お爺さんが女の子を見つけ、その女の子がすくすくと育っていく。
大層見目麗しく育った彼女に世間の男たちは釘付けになる。身分を問わず様々な男たちが押し掛け色々なアプローチをしていく。しかし中々上手くいかない。そのうちに男たちはひとり、またひとりと諦めていった。
なんて勝手な。
それくらいで諦めるのなら最初から寄ってこなければいいのに。
初めて聞いたときそう感じたことを覚えています。
男たちのうち最後に残ったのは5人の貴公子。
その様子を見たお爺さんは心配をする。自分たちが死んだあと彼女はどうするのだろう。叶うなら世間の女性のようにしっかりとした男のところに嫁いでもらいたい、と。
彼女は条件を出す。
存在するかどうかもわからない5つの品をそれぞれ貴公子たちに所望する。
仏の石鉢。
蓬莱の玉の枝。
五色に光る龍珠。
火鼠の皮衣。
燕の子安貝。
そのどれもが難題。
それでも彼女の心を射止めるためならば、と挑む貴公子たち。
……と、そこまでならばよかったのだけれど。
知恵を出し手間をかけ策を労する貴公子たちの手管はどれも誠実ではない。
遠くまでいくのを面倒がってほとぼりが冷めた頃に適当なものを持ってきたり、最初から贋作を作って得意満面に戻ってきたり。普通に買ってきた人もいます。
最初から無理ならば挑まなければいいものを。
自分のために苦労してくれる、ということがどれだけ女心に響くのかわかっていないんじゃないかしら、そんなことを思う。
さらに話は続く。
貴公子たちの中には真面目に取り組んで命を落としてしまった人も出てくる。このへんは何度見ても可哀想になってくる。
そして最終的には帝まで登場しての求婚劇。
当時の最高権力者が登場しての求婚にすら彼女は応えない。
その全てを蹴飛ばして彼女は進んでいく。
そして最後。
彼女は自分が帰る定めにあることを伝えます。
そしてある夜、天の使いがやってくる。
育ててもらった老夫婦や関わりになった人たちの見送る中、彼女は月へと帰っていく。
小さいとき、求婚者を撥ね付けるシーンで、もっと素敵な人が現れたら彼女も幸せになれたのに、と本気で思っていたこともあった。
でも今はこの月に帰るという最後もとても好き。
別れることとなったお爺さんたちの哀しみはとても切ないものだけれど、それこそが限りある人間の愛の哀しさを教えてくれる。
何より、本人の意志に関係なく自分の願望ひとつで寄ってくる殿方に対しての嫌悪感を重ねている。本当に無理強いされる好意ほど始末の悪いものはないと知っているから。

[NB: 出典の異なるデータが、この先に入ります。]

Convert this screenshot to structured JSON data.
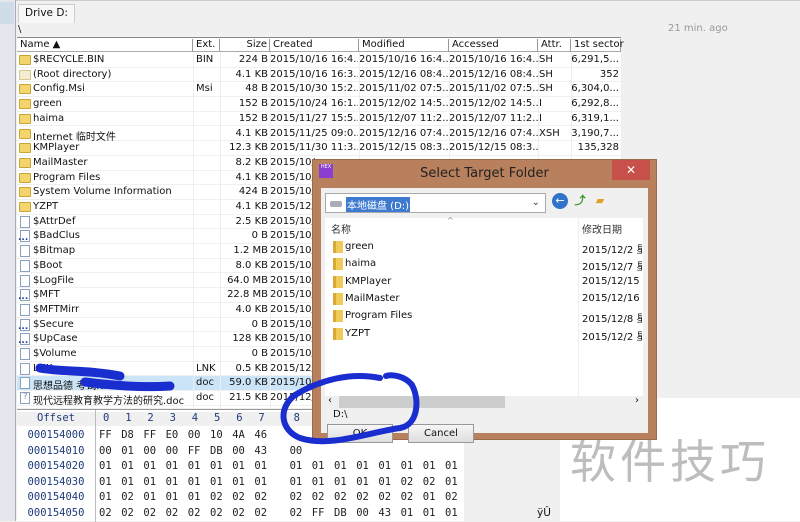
{
  "tab": {
    "label": "Drive D:"
  },
  "path": "\\",
  "status_time": "21 min. ago",
  "columns": [
    "Name ▲",
    "Ext.",
    "Size",
    "Created",
    "Modified",
    "Accessed",
    "Attr.",
    "1st sector"
  ],
  "rows": [
    {
      "icon": "folder",
      "name": "$RECYCLE.BIN",
      "ext": "BIN",
      "size": "224 B",
      "created": "2015/10/16  16:4...",
      "modified": "2015/10/16  16:4...",
      "accessed": "2015/10/16  16:4...",
      "attr": "SH",
      "sector": "6,291,5..."
    },
    {
      "icon": "root",
      "name": "(Root directory)",
      "ext": "",
      "size": "4.1 KB",
      "created": "2015/10/16  16:3...",
      "modified": "2015/12/16  08:4...",
      "accessed": "2015/12/16  08:4...",
      "attr": "SH",
      "sector": "352"
    },
    {
      "icon": "folder",
      "name": "Config.Msi",
      "ext": "Msi",
      "size": "48 B",
      "created": "2015/10/30  15:2...",
      "modified": "2015/11/02  07:5...",
      "accessed": "2015/11/02  07:5...",
      "attr": "SH",
      "sector": "6,304,0..."
    },
    {
      "icon": "folder",
      "name": "green",
      "ext": "",
      "size": "152 B",
      "created": "2015/10/24  16:1...",
      "modified": "2015/12/02  14:5...",
      "accessed": "2015/12/02  14:5...",
      "attr": "I",
      "sector": "6,292,8..."
    },
    {
      "icon": "folder",
      "name": "haima",
      "ext": "",
      "size": "152 B",
      "created": "2015/11/27  15:5...",
      "modified": "2015/12/07  11:2...",
      "accessed": "2015/12/07  11:2...",
      "attr": "I",
      "sector": "6,319,1..."
    },
    {
      "icon": "folder",
      "name": "Internet 临时文件",
      "ext": "",
      "size": "4.1 KB",
      "created": "2015/11/25  09:0...",
      "modified": "2015/12/16  07:4...",
      "accessed": "2015/12/16  07:4...",
      "attr": "XSH",
      "sector": "3,190,7..."
    },
    {
      "icon": "folder",
      "name": "KMPlayer",
      "ext": "",
      "size": "12.3 KB",
      "created": "2015/11/30  11:3...",
      "modified": "2015/12/15  08:3...",
      "accessed": "2015/12/15  08:3...",
      "attr": "",
      "sector": "135,328"
    },
    {
      "icon": "folder",
      "name": "MailMaster",
      "ext": "",
      "size": "8.2 KB",
      "created": "2015/10/",
      "modified": "",
      "accessed": "",
      "attr": "",
      "sector": ""
    },
    {
      "icon": "folder",
      "name": "Program Files",
      "ext": "",
      "size": "4.1 KB",
      "created": "2015/10/",
      "modified": "",
      "accessed": "",
      "attr": "",
      "sector": ""
    },
    {
      "icon": "folder",
      "name": "System Volume Information",
      "ext": "",
      "size": "424 B",
      "created": "2015/10/",
      "modified": "",
      "accessed": "",
      "attr": "",
      "sector": ""
    },
    {
      "icon": "folder",
      "name": "YZPT",
      "ext": "",
      "size": "4.1 KB",
      "created": "2015/12/",
      "modified": "",
      "accessed": "",
      "attr": "",
      "sector": ""
    },
    {
      "icon": "file",
      "name": "$AttrDef",
      "ext": "",
      "size": "2.5 KB",
      "created": "2015/10/",
      "modified": "",
      "accessed": "",
      "attr": "",
      "sector": ""
    },
    {
      "icon": "sys",
      "name": "$BadClus",
      "ext": "",
      "size": "0 B",
      "created": "2015/10/",
      "modified": "",
      "accessed": "",
      "attr": "",
      "sector": ""
    },
    {
      "icon": "file",
      "name": "$Bitmap",
      "ext": "",
      "size": "1.2 MB",
      "created": "2015/10/",
      "modified": "",
      "accessed": "",
      "attr": "",
      "sector": ""
    },
    {
      "icon": "file",
      "name": "$Boot",
      "ext": "",
      "size": "8.0 KB",
      "created": "2015/10/",
      "modified": "",
      "accessed": "",
      "attr": "",
      "sector": ""
    },
    {
      "icon": "file",
      "name": "$LogFile",
      "ext": "",
      "size": "64.0 MB",
      "created": "2015/10/",
      "modified": "",
      "accessed": "",
      "attr": "",
      "sector": ""
    },
    {
      "icon": "sys",
      "name": "$MFT",
      "ext": "",
      "size": "22.8 MB",
      "created": "2015/10/",
      "modified": "",
      "accessed": "",
      "attr": "",
      "sector": ""
    },
    {
      "icon": "file",
      "name": "$MFTMirr",
      "ext": "",
      "size": "4.0 KB",
      "created": "2015/10/",
      "modified": "",
      "accessed": "",
      "attr": "",
      "sector": ""
    },
    {
      "icon": "sys",
      "name": "$Secure",
      "ext": "",
      "size": "0 B",
      "created": "2015/10/",
      "modified": "",
      "accessed": "",
      "attr": "",
      "sector": ""
    },
    {
      "icon": "sys",
      "name": "$UpCase",
      "ext": "",
      "size": "128 KB",
      "created": "2015/10/",
      "modified": "",
      "accessed": "",
      "attr": "",
      "sector": ""
    },
    {
      "icon": "file",
      "name": "$Volume",
      "ext": "",
      "size": "0 B",
      "created": "2015/10/",
      "modified": "",
      "accessed": "",
      "attr": "",
      "sector": ""
    },
    {
      "icon": "file",
      "name": "LNK",
      "ext": "LNK",
      "size": "0.5 KB",
      "created": "2015/12/",
      "modified": "",
      "accessed": "",
      "attr": "",
      "sector": ""
    },
    {
      "icon": "file",
      "name": "思想品德                    考试.doc",
      "ext": "doc",
      "size": "59.0 KB",
      "created": "2015/10/",
      "modified": "",
      "accessed": "",
      "attr": "",
      "sector": "",
      "selected": true
    },
    {
      "icon": "q",
      "name": "现代远程教育教学方法的研究.doc",
      "ext": "doc",
      "size": "21.5 KB",
      "created": "2015/12/",
      "modified": "",
      "accessed": "",
      "attr": "",
      "sector": ""
    }
  ],
  "hex": {
    "header": "Offset",
    "cols": [
      "0",
      "1",
      "2",
      "3",
      "4",
      "5",
      "6",
      "7",
      "8"
    ],
    "rows": [
      {
        "offset": "000154000",
        "bytes": [
          "FF",
          "D8",
          "FF",
          "E0",
          "00",
          "10",
          "4A",
          "46"
        ]
      },
      {
        "offset": "000154010",
        "bytes": [
          "00",
          "01",
          "00",
          "00",
          "FF",
          "DB",
          "00",
          "43",
          "00"
        ]
      },
      {
        "offset": "000154020",
        "bytes": [
          "01",
          "01",
          "01",
          "01",
          "01",
          "01",
          "01",
          "01",
          "01",
          "01",
          "01",
          "01",
          "01",
          "01",
          "01",
          "01"
        ]
      },
      {
        "offset": "000154030",
        "bytes": [
          "01",
          "01",
          "01",
          "01",
          "01",
          "01",
          "01",
          "01",
          "01",
          "01",
          "01",
          "01",
          "01",
          "02",
          "02",
          "01"
        ]
      },
      {
        "offset": "000154040",
        "bytes": [
          "01",
          "02",
          "01",
          "01",
          "01",
          "02",
          "02",
          "02",
          "02",
          "02",
          "02",
          "02",
          "02",
          "02",
          "01",
          "02"
        ]
      },
      {
        "offset": "000154050",
        "bytes": [
          "02",
          "02",
          "02",
          "02",
          "02",
          "02",
          "02",
          "02",
          "02",
          "FF",
          "DB",
          "00",
          "43",
          "01",
          "01",
          "01"
        ]
      }
    ],
    "text_char": "ÿÛ"
  },
  "dialog": {
    "title": "Select Target Folder",
    "close": "✕",
    "location": "本地磁盘 (D:)",
    "col_name": "名称",
    "col_date": "修改日期",
    "folders": [
      {
        "name": "green",
        "date": "2015/12/2 星"
      },
      {
        "name": "haima",
        "date": "2015/12/7 星"
      },
      {
        "name": "KMPlayer",
        "date": "2015/12/15 !"
      },
      {
        "name": "MailMaster",
        "date": "2015/12/16 !"
      },
      {
        "name": "Program Files",
        "date": "2015/12/8 星"
      },
      {
        "name": "YZPT",
        "date": "2015/12/2 星"
      }
    ],
    "selected_path": "D:\\",
    "ok": "OK",
    "cancel": "Cancel"
  },
  "watermark": "软件技巧"
}
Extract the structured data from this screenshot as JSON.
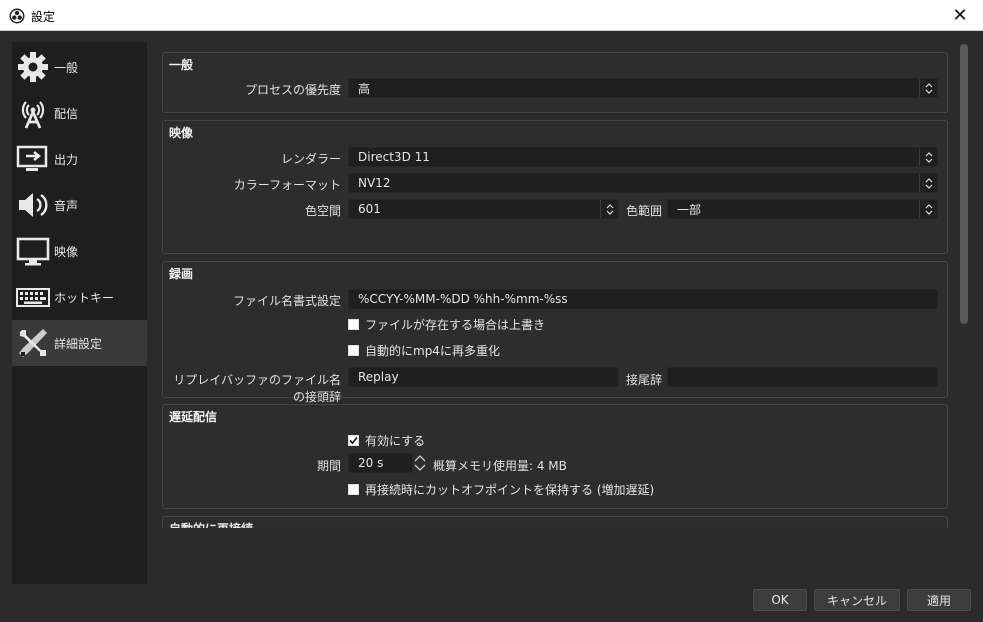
{
  "window": {
    "title": "設定",
    "close": "✕"
  },
  "sidebar": {
    "items": [
      {
        "label": "一般",
        "icon": "gear-icon"
      },
      {
        "label": "配信",
        "icon": "broadcast-icon"
      },
      {
        "label": "出力",
        "icon": "output-icon"
      },
      {
        "label": "音声",
        "icon": "speaker-icon"
      },
      {
        "label": "映像",
        "icon": "monitor-icon"
      },
      {
        "label": "ホットキー",
        "icon": "keyboard-icon"
      },
      {
        "label": "詳細設定",
        "icon": "tools-icon",
        "active": true
      }
    ]
  },
  "general": {
    "title": "一般",
    "process_priority_label": "プロセスの優先度",
    "process_priority_value": "高"
  },
  "video": {
    "title": "映像",
    "renderer_label": "レンダラー",
    "renderer_value": "Direct3D 11",
    "color_format_label": "カラーフォーマット",
    "color_format_value": "NV12",
    "color_space_label": "色空間",
    "color_space_value": "601",
    "color_range_label": "色範囲",
    "color_range_value": "一部"
  },
  "recording": {
    "title": "録画",
    "filename_format_label": "ファイル名書式設定",
    "filename_format_value": "%CCYY-%MM-%DD %hh-%mm-%ss",
    "overwrite_label": "ファイルが存在する場合は上書き",
    "remux_label": "自動的にmp4に再多重化",
    "replay_prefix_label": "リプレイバッファのファイル名の接頭辞",
    "replay_prefix_value": "Replay",
    "suffix_label": "接尾辞",
    "suffix_value": ""
  },
  "stream_delay": {
    "title": "遅延配信",
    "enable_label": "有効にする",
    "duration_label": "期間",
    "duration_value": "20 s",
    "memory_usage_label": "概算メモリ使用量: 4 MB",
    "preserve_label": "再接続時にカットオフポイントを保持する (増加遅延)"
  },
  "reconnect": {
    "title": "自動的に再接続"
  },
  "buttons": {
    "ok": "OK",
    "cancel": "キャンセル",
    "apply": "適用"
  }
}
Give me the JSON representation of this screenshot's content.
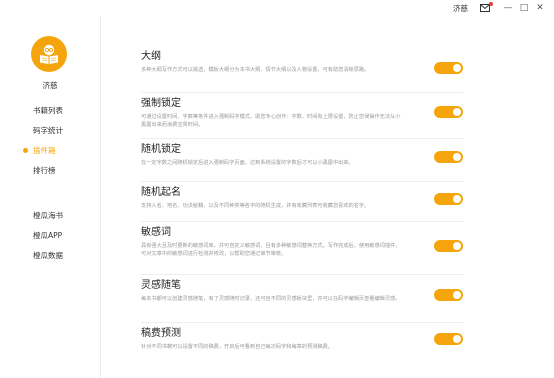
{
  "window": {
    "user_name": "济慈",
    "minimize": "—",
    "maximize": "□",
    "close": "✕"
  },
  "sidebar": {
    "avatar_icon": "book-reader-avatar",
    "user_name": "济慈",
    "items": [
      {
        "label": "书籍列表",
        "active": false
      },
      {
        "label": "码字统计",
        "active": false
      },
      {
        "label": "插件箱",
        "active": true
      },
      {
        "label": "排行榜",
        "active": false
      },
      {
        "label": "橙瓜海书",
        "active": false
      },
      {
        "label": "橙瓜APP",
        "active": false
      },
      {
        "label": "橙瓜数据",
        "active": false
      }
    ]
  },
  "features": [
    {
      "title": "大纲",
      "desc": "多种大纲写作方式可以挑选，模板大纲分为本书大纲、情节大纲以及人物设置，可有助您清晰思路。",
      "enabled": true
    },
    {
      "title": "强制锁定",
      "desc": "可通过设置时间、字数等条件进入强制码字模式。助您专心创作：字数、时间有上限设置，防止您误操作无法从小黑屋出来而浪费宝贵时间。",
      "enabled": true
    },
    {
      "title": "随机锁定",
      "desc": "在一定字数之间随机锁定后进入强制码字页面，达到系统设置的字数后才可以小黑屋中出来。",
      "enabled": true
    },
    {
      "title": "随机起名",
      "desc": "支持人名、地名、功法秘籍、以及不同种类等各字的随机生成，并有收藏列表可收藏您喜欢的名字。",
      "enabled": true
    },
    {
      "title": "敏感词",
      "desc": "具有强大且及时更新的敏感词库，并可自定义敏感词，且有多种敏感词替换方式。写作完成后，使用敏感词插件，可对文章中的敏感词进行检测并修改，以帮助您通过审节审核。",
      "enabled": true
    },
    {
      "title": "灵感随笔",
      "desc": "每本书都可以创建灵感随笔，有了灵感随时记录，还可自不同的灵感板块里，并可以在码字编辑页查看编辑灵感。",
      "enabled": true
    },
    {
      "title": "稿费预测",
      "desc": "针对不同书籍可以设置不同的稿费，开启后可看到自己每次码字和每章的预测稿费。",
      "enabled": true
    }
  ],
  "colors": {
    "accent": "#f5a50b",
    "badge": "#e03c31"
  }
}
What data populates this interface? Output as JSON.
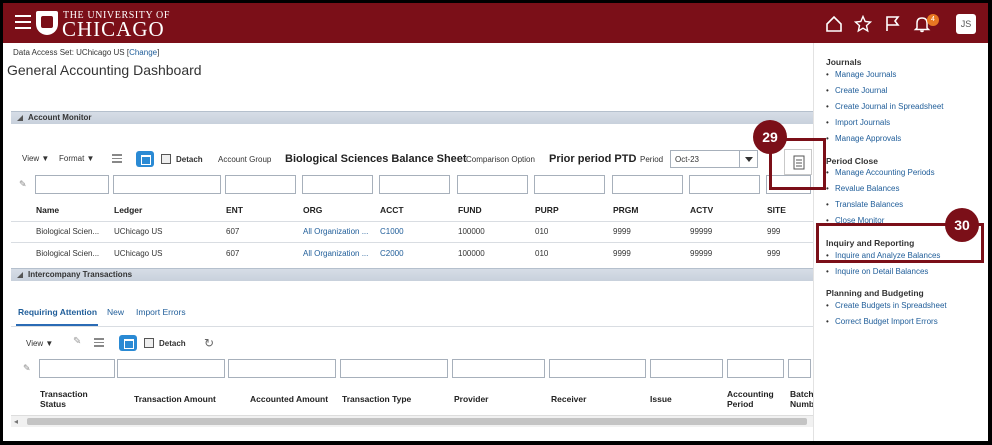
{
  "header": {
    "logo_line1": "THE UNIVERSITY OF",
    "logo_line2": "CHICAGO",
    "notification_count": "4",
    "user_initials": "JS"
  },
  "page": {
    "data_access_label": "Data Access Set: UChicago US [",
    "data_access_link": "Change",
    "data_access_end": "]",
    "title": "General Accounting Dashboard"
  },
  "account_monitor": {
    "section_title": "Account Monitor",
    "toolbar": {
      "view": "View ▼",
      "format": "Format ▼",
      "detach": "Detach",
      "account_group_label": "Account Group",
      "account_group_value": "Biological Sciences Balance Sheet",
      "comparison_label": "Comparison Option",
      "comparison_value": "Prior period PTD",
      "period_label": "Period",
      "period_value": "Oct-23"
    },
    "columns": [
      "Name",
      "Ledger",
      "ENT",
      "ORG",
      "ACCT",
      "FUND",
      "PURP",
      "PRGM",
      "ACTV",
      "SITE"
    ],
    "rows": [
      [
        "Biological Scien...",
        "UChicago US",
        "607",
        "All Organization ...",
        "C1000",
        "100000",
        "010",
        "9999",
        "99999",
        "999"
      ],
      [
        "Biological Scien...",
        "UChicago US",
        "607",
        "All Organization ...",
        "C2000",
        "100000",
        "010",
        "9999",
        "99999",
        "999"
      ]
    ]
  },
  "intercompany": {
    "section_title": "Intercompany Transactions",
    "tabs": [
      "Requiring Attention",
      "New",
      "Import Errors"
    ],
    "toolbar": {
      "view": "View ▼",
      "detach": "Detach"
    },
    "columns": [
      [
        "Transaction",
        "Status"
      ],
      [
        "Transaction Amount",
        ""
      ],
      [
        "Accounted Amount",
        ""
      ],
      [
        "Transaction Type",
        ""
      ],
      [
        "Provider",
        ""
      ],
      [
        "Receiver",
        ""
      ],
      [
        "Issue",
        ""
      ],
      [
        "Accounting",
        "Period"
      ],
      [
        "Batch",
        "Numb"
      ]
    ]
  },
  "right_panel": {
    "groups": [
      {
        "title": "Journals",
        "items": [
          "Manage Journals",
          "Create Journal",
          "Create Journal in Spreadsheet",
          "Import Journals",
          "Manage Approvals"
        ]
      },
      {
        "title": "Period Close",
        "items": [
          "Manage Accounting Periods",
          "Revalue Balances",
          "Translate Balances",
          "Close Monitor"
        ]
      },
      {
        "title": "Inquiry and Reporting",
        "items": [
          "Inquire and Analyze Balances",
          "Inquire on Detail Balances"
        ]
      },
      {
        "title": "Planning and Budgeting",
        "items": [
          "Create Budgets in Spreadsheet",
          "Correct Budget Import Errors"
        ]
      }
    ]
  },
  "annotations": {
    "callout_29": "29",
    "callout_30": "30"
  },
  "colors": {
    "brand": "#7b0f18",
    "link": "#1f5d99",
    "accent": "#2a8ad4",
    "badge": "#e87722"
  }
}
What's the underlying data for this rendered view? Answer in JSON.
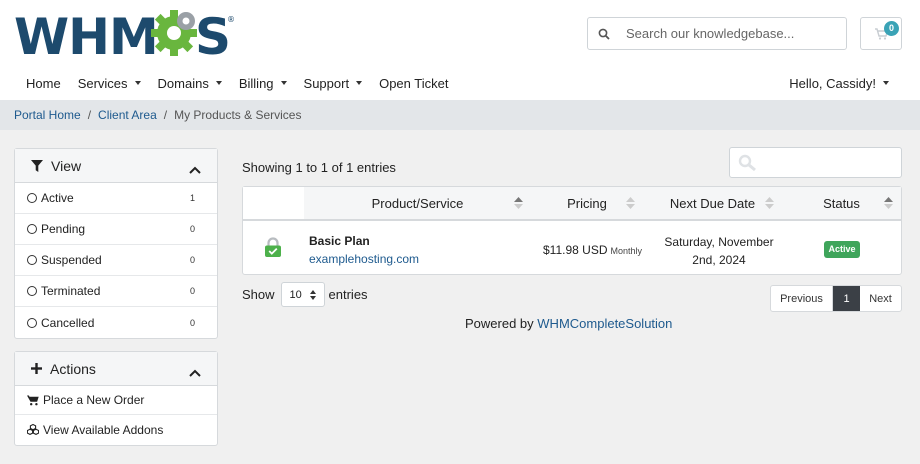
{
  "header": {
    "logo_text": "WHMCS",
    "logo_mark": "®",
    "search_placeholder": "Search our knowledgebase...",
    "cart_count": "0",
    "nav": [
      {
        "label": "Home",
        "dropdown": false
      },
      {
        "label": "Services",
        "dropdown": true
      },
      {
        "label": "Domains",
        "dropdown": true
      },
      {
        "label": "Billing",
        "dropdown": true
      },
      {
        "label": "Support",
        "dropdown": true
      },
      {
        "label": "Open Ticket",
        "dropdown": false
      }
    ],
    "user_greeting": "Hello, Cassidy!"
  },
  "breadcrumb": {
    "items": [
      "Portal Home",
      "Client Area"
    ],
    "separator": "/",
    "current": "My Products & Services"
  },
  "sidebar": {
    "view_panel": {
      "title": "View",
      "filters": [
        {
          "label": "Active",
          "count": "1"
        },
        {
          "label": "Pending",
          "count": "0"
        },
        {
          "label": "Suspended",
          "count": "0"
        },
        {
          "label": "Terminated",
          "count": "0"
        },
        {
          "label": "Cancelled",
          "count": "0"
        }
      ]
    },
    "actions_panel": {
      "title": "Actions",
      "items": [
        {
          "label": "Place a New Order",
          "icon": "cart-icon"
        },
        {
          "label": "View Available Addons",
          "icon": "cubes-icon"
        }
      ]
    }
  },
  "main": {
    "showing_text": "Showing 1 to 1 of 1 entries",
    "table": {
      "columns": [
        "Product/Service",
        "Pricing",
        "Next Due Date",
        "Status"
      ],
      "rows": [
        {
          "product": "Basic Plan",
          "domain": "examplehosting.com",
          "price": "$11.98 USD",
          "cycle": "Monthly",
          "due_line1": "Saturday, November",
          "due_line2": "2nd, 2024",
          "status": "Active"
        }
      ]
    },
    "show_label": "Show",
    "page_size": "10",
    "entries_label": "entries",
    "pager": {
      "prev": "Previous",
      "page": "1",
      "next": "Next"
    },
    "powered_prefix": "Powered by",
    "powered_link": "WHMCompleteSolution"
  },
  "colors": {
    "brand_blue": "#1d4a6d",
    "link_blue": "#1e5a8e",
    "logo_gear_green": "#69b63e",
    "status_active": "#3fa55b",
    "cart_badge": "#3aa3b6",
    "page_bg": "#f0f0f0"
  }
}
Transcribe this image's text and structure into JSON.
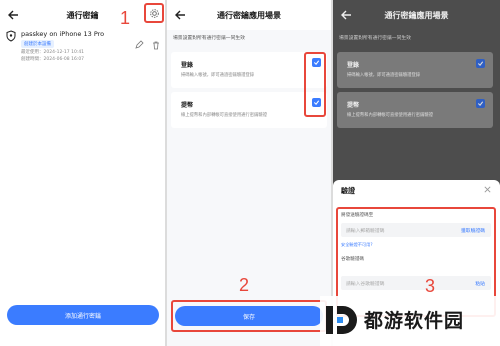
{
  "colors": {
    "accent": "#3b7cff",
    "annotation": "#e8473b"
  },
  "screen1": {
    "title": "通行密鑰",
    "passkey": {
      "name": "passkey on iPhone 13 Pro",
      "badge": "創建於本設備",
      "last_used": "最近使用：2024-12-17 10:41",
      "created": "創建時間：2024-06-08 16:07"
    },
    "add_button": "添加通行密鑰",
    "step": "1"
  },
  "screen2": {
    "title": "通行密鑰應用場景",
    "description": "場景設置對所有通行密鑰一同生效",
    "options": [
      {
        "title": "登錄",
        "desc": "掃碼輸入帳號，即可通過密鑰驗證登錄",
        "checked": true
      },
      {
        "title": "提幣",
        "desc": "線上提幣和內部轉帳可直接使用通行密鑰驗證",
        "checked": true
      }
    ],
    "save_button": "保存",
    "step": "2"
  },
  "screen3": {
    "title": "通行密鑰應用場景",
    "description": "場景設置對所有通行密鑰一同生效",
    "options": [
      {
        "title": "登錄",
        "desc": "掃碼輸入帳號，即可通過密鑰驗證登錄"
      },
      {
        "title": "提幣",
        "desc": "線上提幣和內部轉帳可直接使用通行密鑰驗證"
      }
    ],
    "sheet": {
      "title": "驗證",
      "email_label": "將發送驗證碼至",
      "email_placeholder": "請輸入郵箱驗證碼",
      "get_code": "獲取驗證碼",
      "unavailable_link": "安全驗證不可用?",
      "google_label": "谷歌驗證碼",
      "google_placeholder": "請輸入谷歌驗證碼",
      "paste": "粘貼"
    },
    "step": "3"
  },
  "watermark": {
    "text": "都游软件园",
    "logo": "d-logo"
  }
}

彼女が最終的に求婚者の誰も手が届かない場所へと行く。
それはわたくしにとって、とても魅力的なことに思えた。
夢はいつだって夢のまま。
でも夢だからこそ叶うこともある。
気づけば、わたくしは彼女になっていて、迎えに来た天の使者が連れてきた車に乗り込もうとしていた。
これもいつものこと。
もうすぐ覚めてしまう夢だけど、今は現実を忘れてただ微睡む。
使者に差し出された手をそっと取る。
わたくしは喜びと共に乗り込もうとする。
そして気づく。
いつもは表情が見えない使者の顔が見えることに。
ふふ、どうせ夢なのだから、少しくらい行儀が悪くても構わないでしょう。
手を取った体勢のまま、つい好奇心を刺激されてじっと見てしまう。
迎えにきた使者の顔―――それはなぜか、充君のものだった。
□ ■ □
「…………」
夢から戻る。
ベッドに体を横たえたまま天蓋を見上げている。
頭の中は真っ白一色。
でもすこし時間が経つと理解が追いつく。
それと同時に自分の頬が熱くなっていくのを理解した。
いてもたってもいられなくて思わず体を起こす。
「…な、なんで………?」
自分でも答えられない問いを呟く。
真っ赤になっているであろう頬を押さえながら動悸を沈める。
竹取翁の物語を夢で見ることは少なくない。
そもそもあの話がなければ私が今ここにいることはなかったはずだもの。幼いときから一番多く読み聞かせられた物語なのだから、その夢を見たことについて疑問を挟む余地はありません。
でもあの結末は本当に予想外。
不意打ちにも程がある。
あれではまるで―――
「―――か、か、駆け落ちじゃないですか」
言って自分で照れてしまう。
考えれば考えるほど混乱しそうな気がするので一旦考えるのをやめましょう。
深呼吸をして気持ちを落ち着けるとしましょう。
落ち着いたところで壁に掛けられている時計を見た。
時間は午前6時。
まずいつも通り髪を整える。
見られる立場だから、という以前に身だしなみは淑女の作法。
身だしなみを整え終えた頃、部屋の扉がノックされる。
こんこん。
「どうぞ」
マホガニー調の扉が静かに開くと、そこにいたのはいつもお世話になっている家政婦さん。わたしはいつも通り挨拶をする。
「おはようございます、月音お嬢様」
「はい、おはようございます。道子さん」
わたくし、月音・ブリュンヒルデ・フォン・アーベントロートの一日はいつも通りの始まりを見せた。
□ ■ □
学校に到着する。
到着時刻は7時半。
いつもと変わらない同じ朝。
だというのに、わたくしはまだ立ち直れないでいました。
原因はいたって明白。
三木 充。
あの子のせい。
…いえ、別に夢に出てきたのはあの子自身が悪いわけじゃないのだから、わたしのせいなのですが。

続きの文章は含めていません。